I want to talk about Rick's story, ones he told me about ... which is a lot. I'd tell as it is, not him as a dad, but as a hard of hearing man who left home to find home.

One of my greatest pet peeves will be when someone asks me, "You family deaf?" or "If your baby hearing, you dodo?" for the sake of *wink, wink* rather than out of honest curiosity. Because, who cares? Who cares... get to know me, not my family. Yes, I am deaf of deaf but I always felt I was different. I had a hard of hearing father, I have a hearing brother.  I think I am able to give our community a kind of perspective I feel strongly about; the dynamics in our community, about being "Deaf, hearing, and something in the between."

My father was something in the between. He hated it, but at the same time, that's what he was most comfortable with. Dad could speak like a normal hearing person; yet, I know he can't imagine life without sign language.

His son is hearing, and his daughter is deaf.

Dad spoke with my brother, and signed with me. Again, here, he was "something in the between"...

There are many factors to this.... and I will take the time to address them. However not now, but I am going to.

Besides, Dad once implied, "Justin is dry. Jessica is wet." Whatever that's supposed to mean. (Sheesh. Not like he's any better himself. Where did you think I got this from?)

Before I go, I'm going to leave you with conversations I had with him, both in 2006. Those two never fail making me smile.  ):

On Sat, 9 Dec 2006 4:34 pm, Jessica wrote:
Found a spot with no problem. A little bit crowded but not toooo bad. ;)

On Sat, 9 Dec 2006 4:39 pm, Rick wrote:
"Not too bad" for you is a freakin mob scene for me! Didja find the teeny weeny shop?

On Sat, 9 Dec 2006 7:51 pm, Jessica wrote:
Hahahahahah you funny... The mall wasn't too bad, you'd be surprised
Am a bit lsot going back home though.. There aren't that many exits in pennsylvania

On Sat, 9 Dec 2006 7:53 pm, Rick wrote:
Where you at?

On Sat, 9 Dec 2006 7:54 pm, Jessica wrote:
Got off on the 309.. In PA.. To philadelphia.. How to get to 495 from there?

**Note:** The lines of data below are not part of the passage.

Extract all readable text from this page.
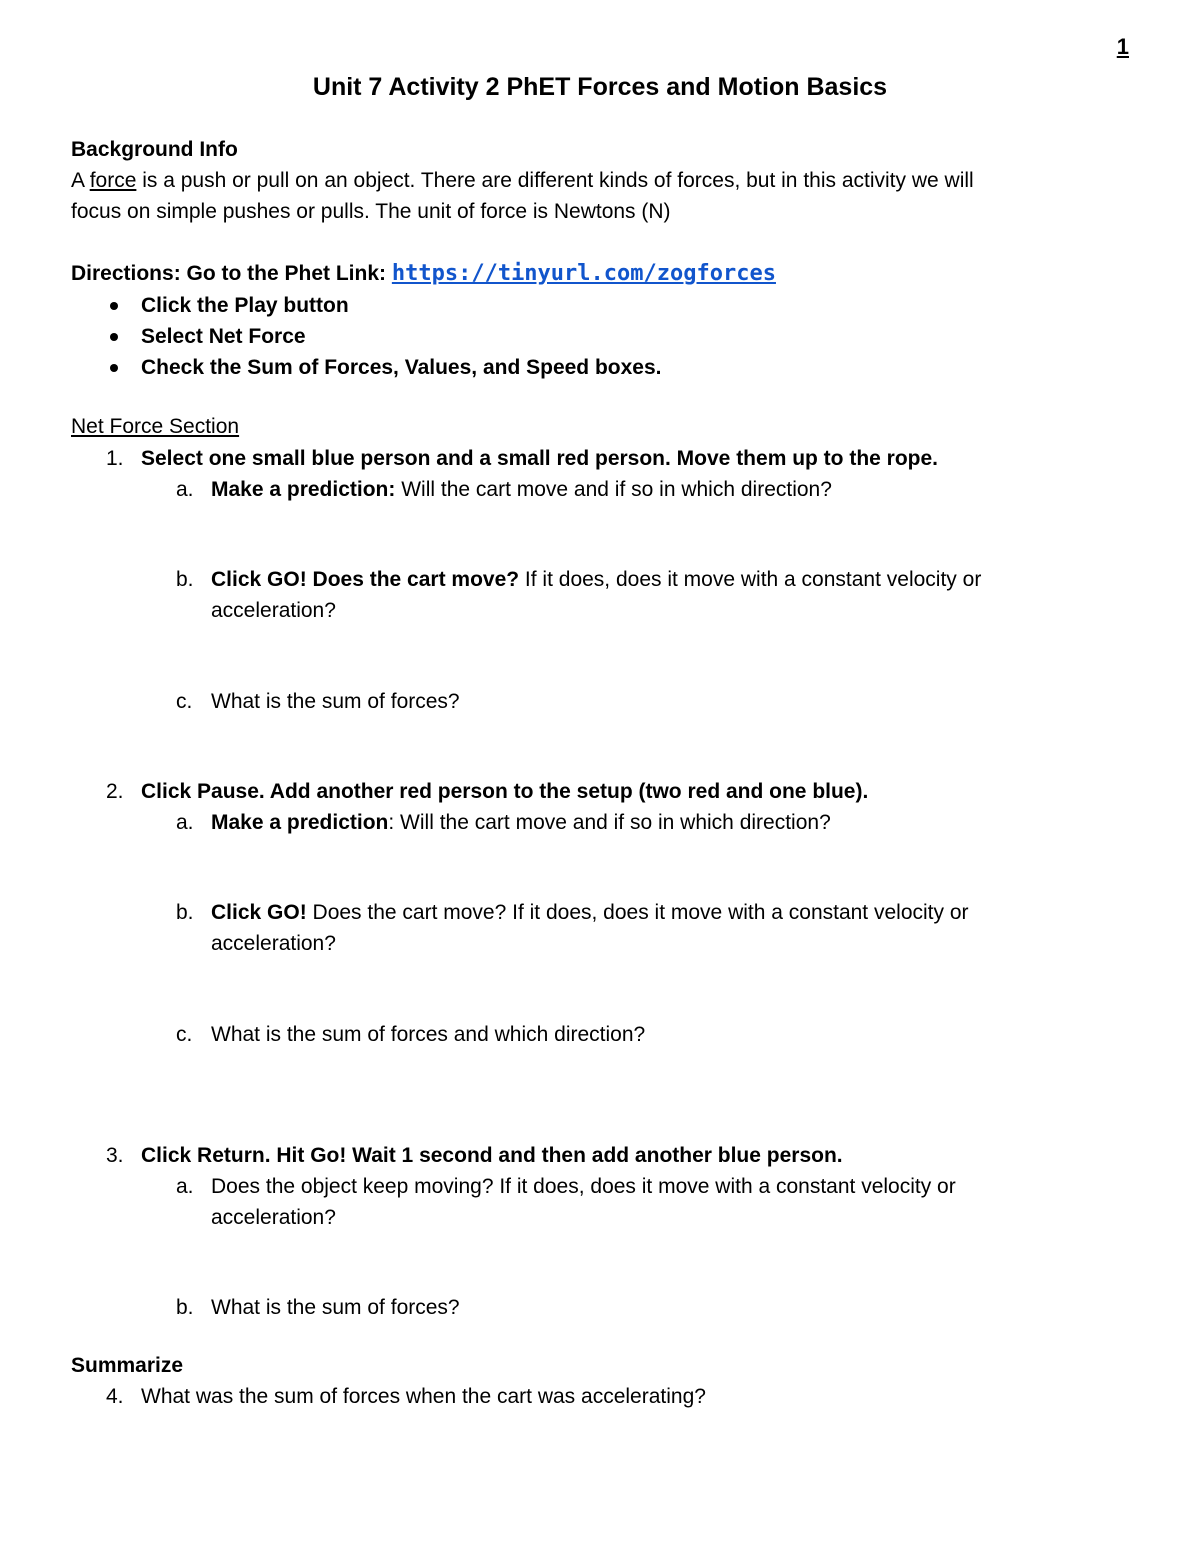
1
Unit 7 Activity 2 PhET Forces and Motion Basics
Background Info
A force is a push or pull on an object. There are different kinds of forces, but in this activity we will
focus on simple pushes or pulls. The unit of force is Newtons (N)
Directions: Go to the Phet Link: https://tinyurl.com/zogforces
Click the Play button
Select Net Force
Check the Sum of Forces, Values, and Speed boxes.
Net Force Section
1. Select one small blue person and a small red person. Move them up to the rope.
a. Make a prediction: Will the cart move and if so in which direction?
b. Click GO! Does the cart move? If it does, does it move with a constant velocity or
acceleration?
c. What is the sum of forces?
2. Click Pause. Add another red person to the setup (two red and one blue).
a. Make a prediction: Will the cart move and if so in which direction?
b. Click GO! Does the cart move? If it does, does it move with a constant velocity or
acceleration?
c. What is the sum of forces and which direction?
3. Click Return. Hit Go! Wait 1 second and then add another blue person.
a. Does the object keep moving? If it does, does it move with a constant velocity or
acceleration?
b. What is the sum of forces?
Summarize
4. What was the sum of forces when the cart was accelerating?
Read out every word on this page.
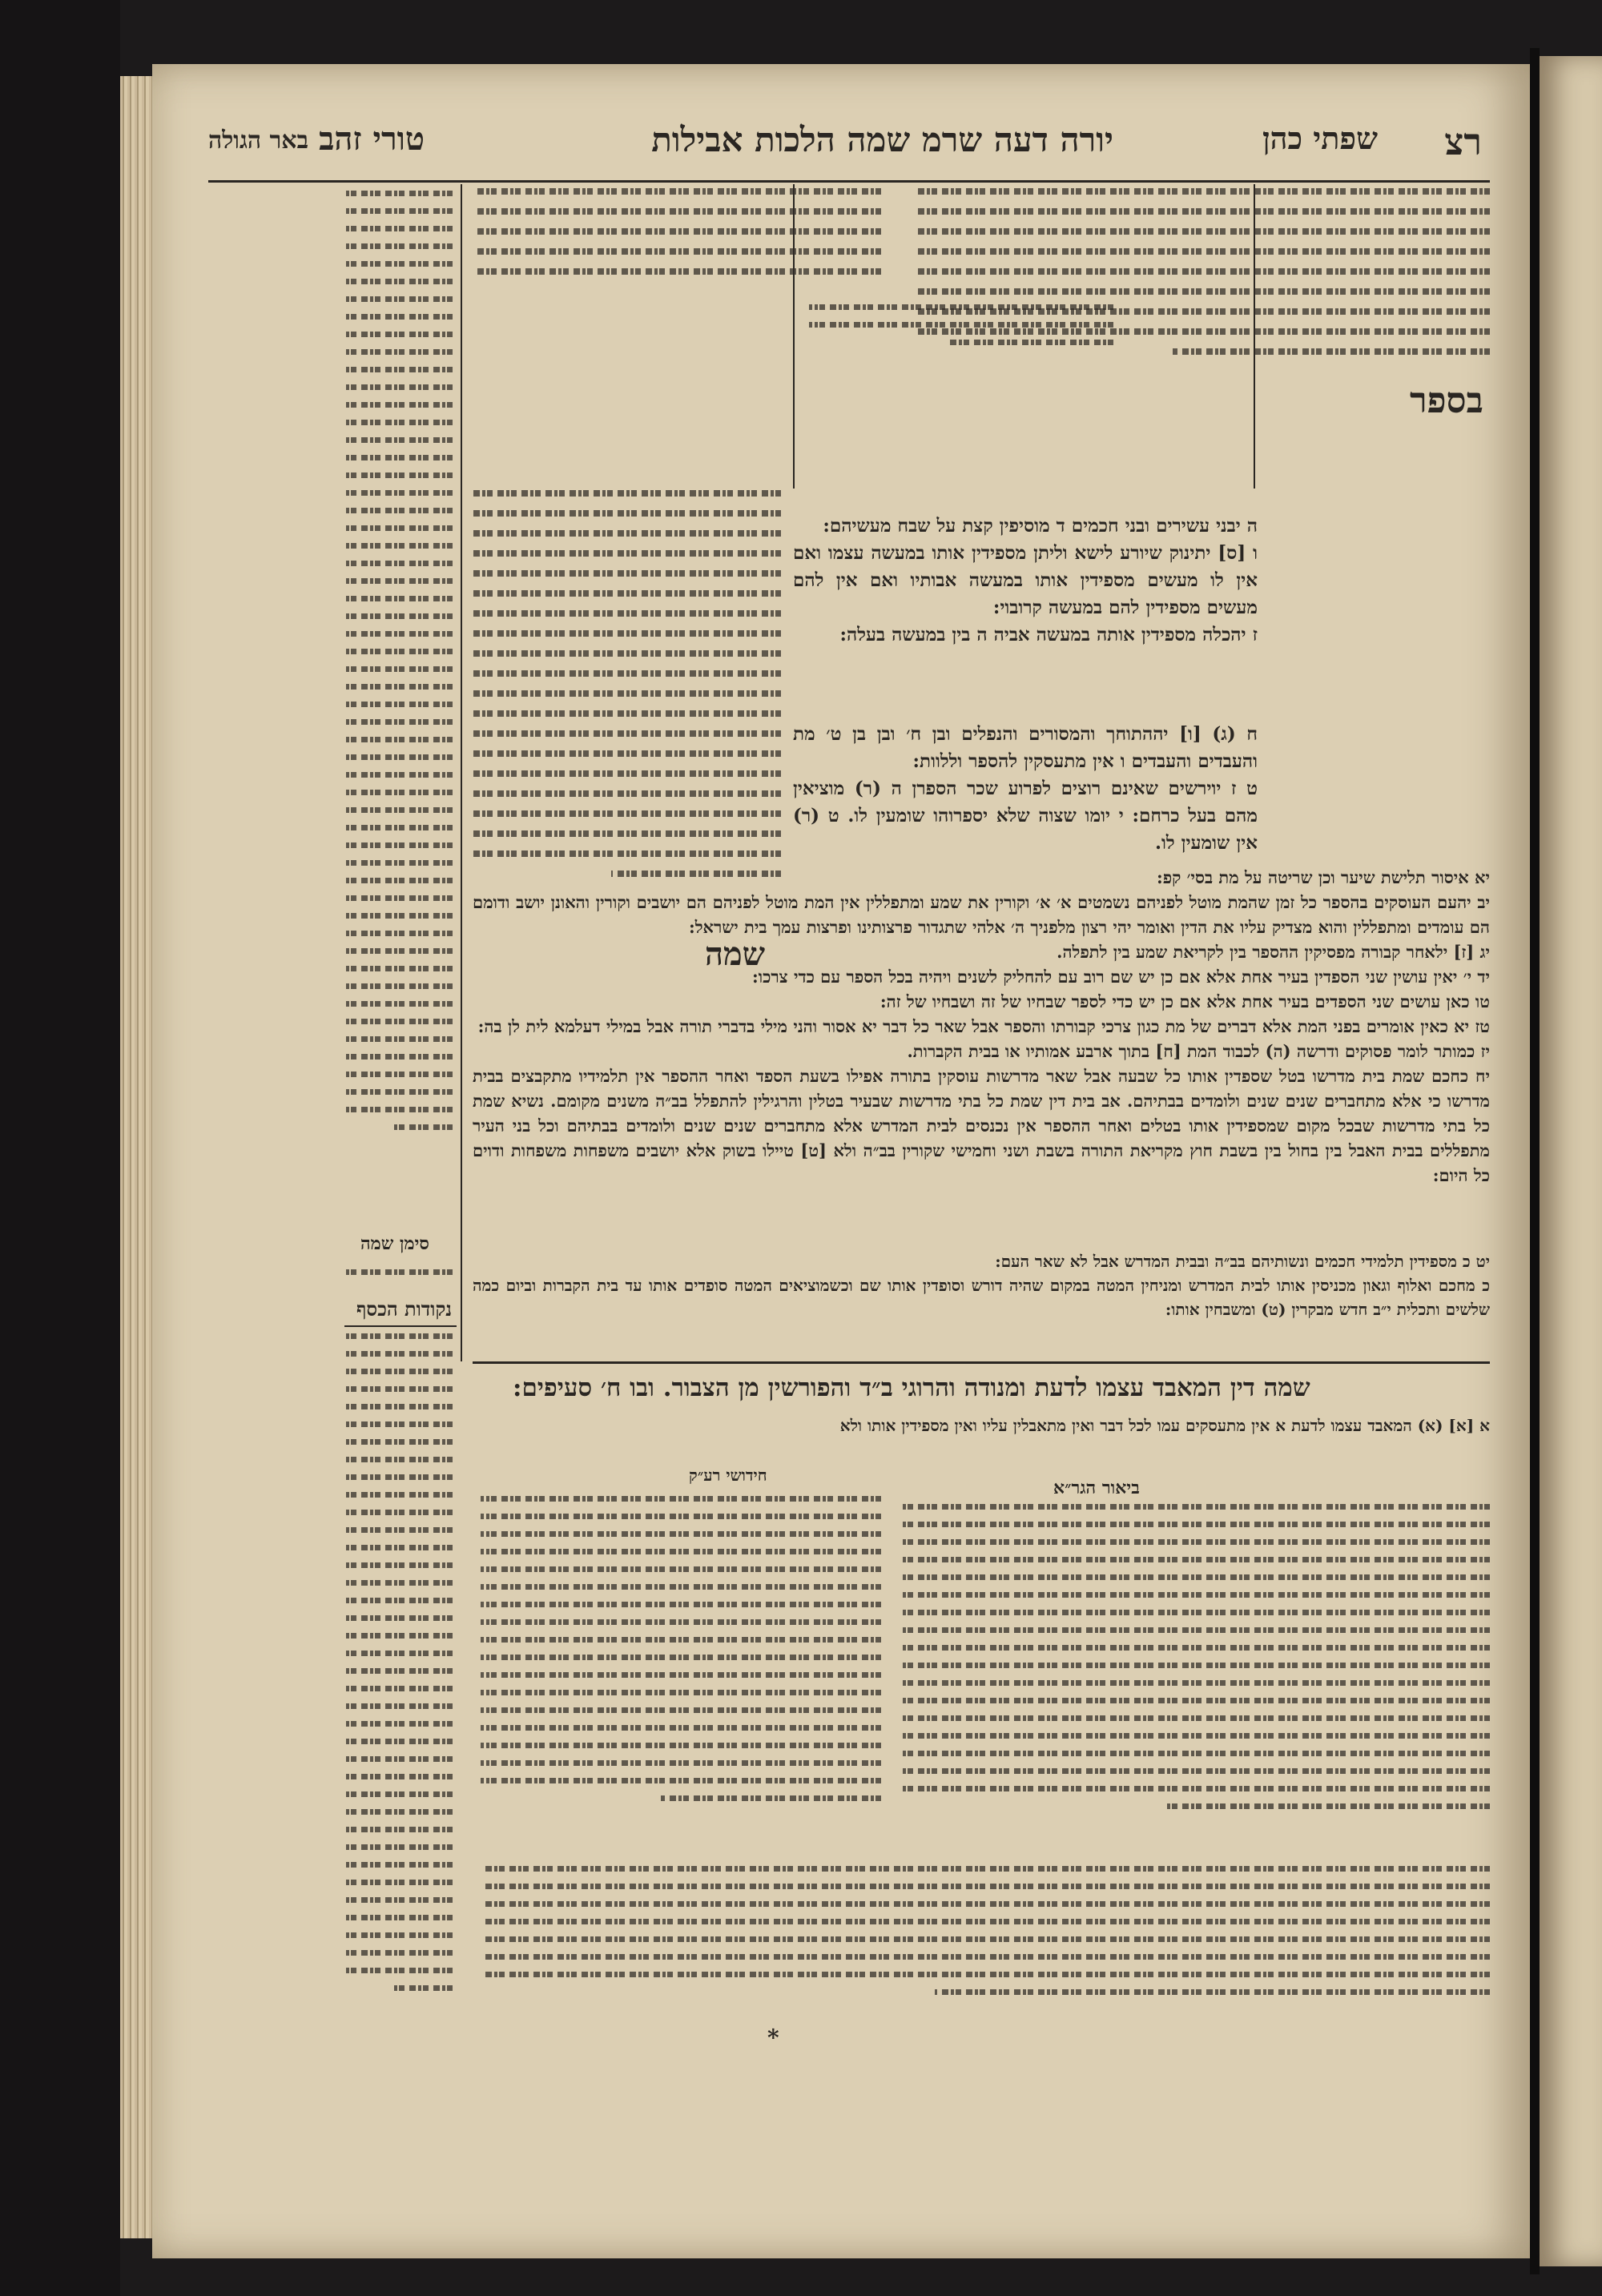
רצ
שפתי כהן
יורה דעה שרמ שמה הלכות אבילות
טורי זהב
באר הגולה
בספר
סימן שמה
נקודות הכסף
ה יבני עשירים ובני חכמים ד מוסיפין קצת על שבח מעשיהם:
ו [ס] יתינוק שיורע לישא וליתן מספידין אותו במעשה עצמו ואם אין לו מעשים מספידין אותו במעשה אבותיו ואם אין להם מעשים מספידין להם במעשה קרובוי:
ז יהכלה מספידין אותה במעשה אביה ה בין במעשה בעלה:
ח (ג) [ו] יההתוחך והמסורים והנפלים ובן ח׳ ובן בן ט׳ מת והעבדים והעבדים ו אין מתעסקין להספר וללוות:
ט ז יוירשים שאינם רוצים לפרוע שכר הספרן ה (ר) מוציאין מהם בעל כרחם: י יומו שצוה שלא יספרוהו שומעין לו. ט (ר) אין שומעין לו.
יא איסור תלישת שיער וכן שריטה על מת בסי׳ קפ:
יב יהעם העוסקים בהספר כל זמן שהמת מוטל לפניהם נשמטים א׳ א׳ וקורין את שמע ומתפללין אין המת מוטל לפניהם הם יושבים וקורין והאונן יושב ודומם הם עומדים ומתפללין והוא מצדיק עליו את הדין ואומר יהי רצון מלפניך ה׳ אלהי שתגדור פרצותינו ופרצות עמך בית ישראל:
יג [ז] ילאחר קבורה מפסיקין ההספר בין לקריאת שמע בין לתפלה.
יד י׳ יאין עושין שני הספדין בעיר אחת אלא אם כן יש שם רוב עם להחליק לשנים ויהיה בכל הספר עם כדי צרכו:
טו כאן עושים שני הספדים בעיר אחת אלא אם כן יש כדי לספר שבחיו של זה ושבחיו של זה:
טז יא כאין אומרים בפני המת אלא דברים של מת כגון צרכי קבורתו והספר אבל שאר כל דבר יא אסור והני מילי בדברי תורה אבל במילי דעלמא לית לן בה:
יז כמותר לומר פסוקים ודרשה (ה) לכבוד המת [ח] בתוך ארבע אמותיו או בבית הקברות.
יח כחכם שמת בית מדרשו בטל שספדין אותו כל שבעה אבל שאר מדרשות עוסקין בתורה אפילו בשעת הספד ואחר ההספר אין תלמידיו מתקבצים בבית מדרשו כי אלא מתחברים שנים שנים ולומדים בבתיהם. אב בית דין שמת כל בתי מדרשות שבעיר בטלין והרגילין להתפלל בב״ה משנים מקומם. נשיא שמת כל בתי מדרשות שבכל מקום שמספידין אותו בטלים ואחר ההספר אין נכנסים לבית המדרש אלא מתחברים שנים שנים ולומדים בבתיהם וכל בני העיר מתפללים בבית האבל בין בחול בין בשבת חוץ מקריאת התורה בשבת ושני וחמישי שקורין בב״ה ולא [ט] טיילו בשוק אלא יושבים משפחות משפחות ודוים כל היום:
שמה
יט כ מספידין תלמידי חכמים ונשותיהם בב״ה ובבית המדרש אבל לא שאר העם:
כ מחכם ואלוף וגאון מכניסין אותו לבית המדרש ומניחין המטה במקום שהיה דורש וסופדין אותו שם וכשמוציאים המטה סופדים אותו עד בית הקברות וביום כמה שלשים ותכלית י״ב חדש מבקרין (ט) ומשבחין אותו:
שמה דין המאבד עצמו לדעת ומנודה והרוגי ב״ד והפורשין מן הצבור. ובו ח׳ סעיפים:
א [א] (א) המאבד עצמו לדעת א אין מתעסקים עמו לכל דבר ואין מתאבלין עליו ואין מספידין אותו ולא
ביאור הגר״א
חידושי רע״ק
*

(then he gave me directions, and when I told him I found my way, he said:)

-----Original Message-----
From: Rick Baldi;;
To: Jessica Baldi;;
Subject: Re:
Date: Sat, 9 Dec 2006 20:58:04 -0500


Glad I had a PA map handy.

Tell mommy to drive safe cuz as my aunt martha would say "Mom has precious cargo".

Love You
Good Nite.

You so bet I'm telling this to my kids, "I will drive safely because as Grandpa once told me, 'my aunt Martha would say, Mom has precious cargo'."

RickBaldi [7:48 P.M.]: He lives where?
Pearlicy [7:49 P.M.]: philadelphia but he goes to school in cali
RickBaldi [7:49 P.M.]: Alrightie. Jessica honey I suggest exchange vp info and chat on vp.
RickBaldi [7:50 P.M.]: Meanwhile ill set an investigation team and have this kid checked out in Philly - winks
Pearlicy [7:50 P.M.]: hahaha
Pearlicy [7:50 P.M.]: in this case, cali because that's where he's studying medicine
Pearlicy [7:51 P.M.]: OH!!!!!!!!
RickBaldi [7:51 P.M.]: No prob, I get a California team set up

In this case, if you see some strange Italian men wearing black lurking around in groups, trading suspicious looks, taking notes and pictures, breaking and entering anywhere... afraid not. Don't even worry. It is just my Papa checkin' out some kid.
My father and I on one Christmas in Haddonfield, NJ.